Марфины щеки отнюдь не стали менее округлыми от флотского, хотя и сильно сниженного блокадой пайка. Утром они еще жарче, чем всегда, пылали от холодной воды. Марфе не очень-то хотелось смотреть на себя в зеркало: тоже — снайпер! .. Обыкновенная толстая девчонка в матросской ушанке... Хоть бы щеки эти не лоснились так! Зайка ужаснулась бы их блеску.

Но чувствовала она себя в эти часы особенно свежо и ясно. По всему телу пробегали этакие веселые искорки-мурашки, точно она была не человеком, а бутылкой кипучей воды «нарзан»... Всё вокруг почему-то казалось особенно милым: и еловые лапки, настланные для чистоты на полу, и умильно виляющий хвостом приблудный батальонный пес Булинь, и даже флотский бачок, из которого ей надлежало, достав ложку из-за голенища валенка, черпать пшенную превосходную кашу...

Кто-нибудь из камбузных краснофлотцев или девушек, зевая, борясь с дремотой, но хоть через силу улыбаясь снайперам, ставил на стол остальной завтрак. Почтительно ставил: он-то сам оставался тут, на кухне, а эти люди уходили — эва куда!

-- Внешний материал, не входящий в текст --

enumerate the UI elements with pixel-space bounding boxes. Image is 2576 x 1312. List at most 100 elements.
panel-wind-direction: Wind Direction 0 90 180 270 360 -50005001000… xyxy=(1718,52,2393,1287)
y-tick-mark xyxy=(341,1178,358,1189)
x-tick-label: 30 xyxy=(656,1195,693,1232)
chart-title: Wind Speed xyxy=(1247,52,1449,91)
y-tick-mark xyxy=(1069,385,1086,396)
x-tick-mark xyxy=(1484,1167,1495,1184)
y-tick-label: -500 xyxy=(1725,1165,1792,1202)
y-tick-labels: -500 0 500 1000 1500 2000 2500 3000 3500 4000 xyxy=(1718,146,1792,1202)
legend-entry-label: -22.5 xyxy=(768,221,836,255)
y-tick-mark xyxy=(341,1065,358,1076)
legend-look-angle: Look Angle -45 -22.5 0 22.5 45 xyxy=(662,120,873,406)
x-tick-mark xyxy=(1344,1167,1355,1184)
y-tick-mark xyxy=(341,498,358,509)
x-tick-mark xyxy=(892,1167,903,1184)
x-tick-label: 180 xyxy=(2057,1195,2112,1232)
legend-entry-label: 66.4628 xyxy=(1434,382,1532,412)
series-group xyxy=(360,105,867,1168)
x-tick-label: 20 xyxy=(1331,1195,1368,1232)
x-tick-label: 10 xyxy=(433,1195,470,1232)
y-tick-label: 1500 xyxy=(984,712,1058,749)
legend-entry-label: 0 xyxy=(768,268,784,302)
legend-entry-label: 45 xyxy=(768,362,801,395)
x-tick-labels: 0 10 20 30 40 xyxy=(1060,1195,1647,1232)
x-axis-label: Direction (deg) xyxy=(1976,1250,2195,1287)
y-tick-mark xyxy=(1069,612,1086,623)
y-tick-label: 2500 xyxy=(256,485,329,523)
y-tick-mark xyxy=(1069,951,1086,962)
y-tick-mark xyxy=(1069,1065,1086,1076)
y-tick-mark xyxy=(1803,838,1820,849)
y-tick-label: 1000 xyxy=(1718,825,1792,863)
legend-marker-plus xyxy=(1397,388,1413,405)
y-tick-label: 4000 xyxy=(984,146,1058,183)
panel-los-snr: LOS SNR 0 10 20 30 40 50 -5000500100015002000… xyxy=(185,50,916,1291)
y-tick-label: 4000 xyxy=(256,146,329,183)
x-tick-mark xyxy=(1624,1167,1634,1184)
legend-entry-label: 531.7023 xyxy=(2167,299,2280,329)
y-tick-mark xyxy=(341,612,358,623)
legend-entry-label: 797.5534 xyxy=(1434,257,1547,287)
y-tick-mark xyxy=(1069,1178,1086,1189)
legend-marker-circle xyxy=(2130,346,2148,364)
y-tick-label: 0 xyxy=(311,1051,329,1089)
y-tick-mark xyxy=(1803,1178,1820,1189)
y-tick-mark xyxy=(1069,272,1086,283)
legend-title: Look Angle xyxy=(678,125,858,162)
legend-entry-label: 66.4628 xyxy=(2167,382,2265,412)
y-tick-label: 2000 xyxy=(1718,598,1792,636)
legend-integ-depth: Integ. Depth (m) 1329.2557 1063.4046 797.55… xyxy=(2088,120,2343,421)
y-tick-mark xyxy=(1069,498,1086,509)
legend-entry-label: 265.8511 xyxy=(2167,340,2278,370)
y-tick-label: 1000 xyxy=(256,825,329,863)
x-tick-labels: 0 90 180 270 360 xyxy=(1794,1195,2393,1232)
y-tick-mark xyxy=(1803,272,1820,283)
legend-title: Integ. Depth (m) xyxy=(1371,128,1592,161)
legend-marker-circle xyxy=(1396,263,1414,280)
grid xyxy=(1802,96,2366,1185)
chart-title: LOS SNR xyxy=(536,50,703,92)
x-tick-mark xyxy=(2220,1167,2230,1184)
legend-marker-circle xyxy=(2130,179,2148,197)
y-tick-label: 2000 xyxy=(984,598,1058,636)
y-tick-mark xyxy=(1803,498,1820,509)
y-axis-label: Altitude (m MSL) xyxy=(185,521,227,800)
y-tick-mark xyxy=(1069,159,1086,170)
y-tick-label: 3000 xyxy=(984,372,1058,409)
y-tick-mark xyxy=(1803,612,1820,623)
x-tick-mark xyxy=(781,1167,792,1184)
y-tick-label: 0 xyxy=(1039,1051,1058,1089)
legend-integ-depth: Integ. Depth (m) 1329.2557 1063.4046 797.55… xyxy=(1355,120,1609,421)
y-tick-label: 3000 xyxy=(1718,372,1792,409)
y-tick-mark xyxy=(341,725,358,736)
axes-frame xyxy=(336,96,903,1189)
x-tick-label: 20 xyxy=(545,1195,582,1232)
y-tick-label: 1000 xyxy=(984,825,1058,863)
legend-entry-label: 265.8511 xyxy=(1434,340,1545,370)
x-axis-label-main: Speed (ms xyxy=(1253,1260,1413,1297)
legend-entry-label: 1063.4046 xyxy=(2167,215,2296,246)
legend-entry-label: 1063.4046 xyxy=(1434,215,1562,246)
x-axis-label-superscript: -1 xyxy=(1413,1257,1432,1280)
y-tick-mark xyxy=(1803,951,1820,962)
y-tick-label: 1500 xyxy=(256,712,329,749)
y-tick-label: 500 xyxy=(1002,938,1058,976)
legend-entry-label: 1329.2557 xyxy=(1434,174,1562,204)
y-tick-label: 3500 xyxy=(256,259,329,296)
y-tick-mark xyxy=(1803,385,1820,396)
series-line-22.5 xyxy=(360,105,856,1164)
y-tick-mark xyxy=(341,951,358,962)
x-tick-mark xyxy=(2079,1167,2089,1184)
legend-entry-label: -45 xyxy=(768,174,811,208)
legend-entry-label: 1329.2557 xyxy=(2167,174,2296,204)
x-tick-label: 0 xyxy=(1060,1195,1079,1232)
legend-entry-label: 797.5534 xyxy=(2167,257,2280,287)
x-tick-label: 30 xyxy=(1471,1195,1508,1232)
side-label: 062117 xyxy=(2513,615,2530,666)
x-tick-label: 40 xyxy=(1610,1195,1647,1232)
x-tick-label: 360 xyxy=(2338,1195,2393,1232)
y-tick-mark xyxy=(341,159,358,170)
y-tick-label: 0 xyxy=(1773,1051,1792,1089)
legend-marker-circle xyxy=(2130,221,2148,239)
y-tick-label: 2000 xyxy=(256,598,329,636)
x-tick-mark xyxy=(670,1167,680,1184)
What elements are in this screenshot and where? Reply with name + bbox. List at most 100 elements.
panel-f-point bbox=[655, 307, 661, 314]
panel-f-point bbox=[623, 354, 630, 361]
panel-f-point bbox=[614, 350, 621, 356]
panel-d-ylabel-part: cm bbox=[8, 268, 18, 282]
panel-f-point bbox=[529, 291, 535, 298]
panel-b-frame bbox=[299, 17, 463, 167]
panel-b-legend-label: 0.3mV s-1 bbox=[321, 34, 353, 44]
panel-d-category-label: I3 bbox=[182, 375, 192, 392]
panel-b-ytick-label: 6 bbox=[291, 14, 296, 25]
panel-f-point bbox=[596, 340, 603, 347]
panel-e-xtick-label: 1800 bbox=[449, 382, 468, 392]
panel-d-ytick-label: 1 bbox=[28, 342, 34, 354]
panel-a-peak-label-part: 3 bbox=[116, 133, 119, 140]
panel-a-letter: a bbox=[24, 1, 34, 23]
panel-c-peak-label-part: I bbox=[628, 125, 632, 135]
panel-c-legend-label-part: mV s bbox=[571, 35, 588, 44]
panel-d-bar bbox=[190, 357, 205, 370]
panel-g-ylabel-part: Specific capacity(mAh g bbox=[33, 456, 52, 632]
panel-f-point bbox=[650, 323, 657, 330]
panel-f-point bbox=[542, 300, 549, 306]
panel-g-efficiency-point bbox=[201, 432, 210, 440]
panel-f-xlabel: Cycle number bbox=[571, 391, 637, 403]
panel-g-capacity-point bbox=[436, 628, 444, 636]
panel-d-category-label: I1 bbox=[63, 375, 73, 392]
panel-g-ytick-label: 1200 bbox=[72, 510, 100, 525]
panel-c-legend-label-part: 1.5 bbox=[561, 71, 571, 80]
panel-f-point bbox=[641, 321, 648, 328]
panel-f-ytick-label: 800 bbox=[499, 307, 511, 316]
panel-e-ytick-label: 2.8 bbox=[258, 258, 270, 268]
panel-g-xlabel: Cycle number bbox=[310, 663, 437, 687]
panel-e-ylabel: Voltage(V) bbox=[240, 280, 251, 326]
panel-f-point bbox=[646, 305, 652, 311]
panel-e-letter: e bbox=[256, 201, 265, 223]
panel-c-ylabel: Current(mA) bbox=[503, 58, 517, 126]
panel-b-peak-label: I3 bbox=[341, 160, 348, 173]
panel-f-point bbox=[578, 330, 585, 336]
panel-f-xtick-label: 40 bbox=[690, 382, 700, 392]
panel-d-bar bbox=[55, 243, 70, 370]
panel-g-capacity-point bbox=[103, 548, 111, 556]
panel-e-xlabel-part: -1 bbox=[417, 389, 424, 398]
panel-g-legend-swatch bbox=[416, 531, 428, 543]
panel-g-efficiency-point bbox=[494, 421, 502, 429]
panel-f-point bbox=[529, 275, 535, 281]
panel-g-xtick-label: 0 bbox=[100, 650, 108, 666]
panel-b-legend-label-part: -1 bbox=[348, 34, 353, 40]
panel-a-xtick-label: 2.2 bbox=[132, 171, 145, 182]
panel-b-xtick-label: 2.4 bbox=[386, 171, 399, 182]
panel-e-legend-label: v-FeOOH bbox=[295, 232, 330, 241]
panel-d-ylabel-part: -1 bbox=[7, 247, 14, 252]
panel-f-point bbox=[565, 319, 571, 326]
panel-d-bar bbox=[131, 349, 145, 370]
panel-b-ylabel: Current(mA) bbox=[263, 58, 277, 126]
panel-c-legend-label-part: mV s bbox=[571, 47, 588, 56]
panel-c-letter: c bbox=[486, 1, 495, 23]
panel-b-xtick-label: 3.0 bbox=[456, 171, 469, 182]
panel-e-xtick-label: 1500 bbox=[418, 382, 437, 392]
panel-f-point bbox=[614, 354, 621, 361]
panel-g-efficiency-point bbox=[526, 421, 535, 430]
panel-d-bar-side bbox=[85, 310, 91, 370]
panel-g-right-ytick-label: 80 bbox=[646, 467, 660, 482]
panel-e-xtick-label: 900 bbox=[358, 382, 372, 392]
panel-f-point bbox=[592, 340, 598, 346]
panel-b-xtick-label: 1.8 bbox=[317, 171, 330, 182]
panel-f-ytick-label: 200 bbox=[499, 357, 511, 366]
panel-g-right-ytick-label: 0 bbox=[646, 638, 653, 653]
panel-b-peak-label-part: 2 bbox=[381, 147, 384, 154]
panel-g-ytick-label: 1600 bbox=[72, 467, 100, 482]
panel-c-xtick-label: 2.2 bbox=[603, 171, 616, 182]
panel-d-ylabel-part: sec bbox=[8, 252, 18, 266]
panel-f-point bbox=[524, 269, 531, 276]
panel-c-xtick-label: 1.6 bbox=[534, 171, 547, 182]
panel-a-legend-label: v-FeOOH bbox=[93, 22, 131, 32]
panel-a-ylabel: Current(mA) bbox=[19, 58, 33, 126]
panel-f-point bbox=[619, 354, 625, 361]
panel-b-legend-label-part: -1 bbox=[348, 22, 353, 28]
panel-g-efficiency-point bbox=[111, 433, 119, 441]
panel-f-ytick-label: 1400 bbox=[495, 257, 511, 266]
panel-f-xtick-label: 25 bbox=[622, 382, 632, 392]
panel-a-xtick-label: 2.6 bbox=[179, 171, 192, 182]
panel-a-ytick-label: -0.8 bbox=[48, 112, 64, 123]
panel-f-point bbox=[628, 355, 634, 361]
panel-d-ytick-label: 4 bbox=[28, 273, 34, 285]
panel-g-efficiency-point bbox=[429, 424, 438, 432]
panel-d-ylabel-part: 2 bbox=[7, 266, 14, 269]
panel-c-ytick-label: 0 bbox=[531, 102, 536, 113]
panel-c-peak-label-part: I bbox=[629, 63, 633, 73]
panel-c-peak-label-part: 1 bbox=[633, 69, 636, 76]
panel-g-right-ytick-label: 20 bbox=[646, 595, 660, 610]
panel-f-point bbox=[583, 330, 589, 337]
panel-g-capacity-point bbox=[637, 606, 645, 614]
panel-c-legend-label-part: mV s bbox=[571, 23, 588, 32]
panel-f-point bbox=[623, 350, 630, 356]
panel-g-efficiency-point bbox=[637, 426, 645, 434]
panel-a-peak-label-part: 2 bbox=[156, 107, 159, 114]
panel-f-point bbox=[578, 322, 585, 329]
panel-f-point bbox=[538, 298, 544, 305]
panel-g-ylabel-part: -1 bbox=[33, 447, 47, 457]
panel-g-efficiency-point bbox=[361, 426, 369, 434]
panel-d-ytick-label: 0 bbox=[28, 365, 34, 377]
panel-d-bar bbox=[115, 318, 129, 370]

Как правило, Марфа и Бышко должны были бы «бункероваться» в одиночестве: до общего завтрака оставалось еще около трех часов.

Однако чаще всего в столовой оказывалось еще человека два или три: какое-нибудь бессонное тыловое начальство или снабженец, прибывший вчера сюда, на передовую, и не очень расположенный долго засиживаться в столь беспокойных местах. Хуже всего были газетные корреспонденты: стоило им услышать слово «снайпер», они, как одержимые, накидывались на Марфу с расспросами... Она побаивалась этого: язычок у нее был всегда болтливый, а как определишь, что снайпер может рассказывать, чего — нет? Отделаться же от них было почти немыслимо: слишком лакомым куском была для них девица такого боевого вида, с автоматом, винтовкой и ручными гранатами у пояса. Они подкручивали оптику своих «фэдов» и «леек», сыпали магний на тарелочки зажигалок. А что за смысл фотографироваться, если карточки не увидишь, как своих ушей? Выручали Марфу обычно либо Бышко, либо же человек удивительный, перед которым она всегда немного терялась, — комсорг Федя Дубнов.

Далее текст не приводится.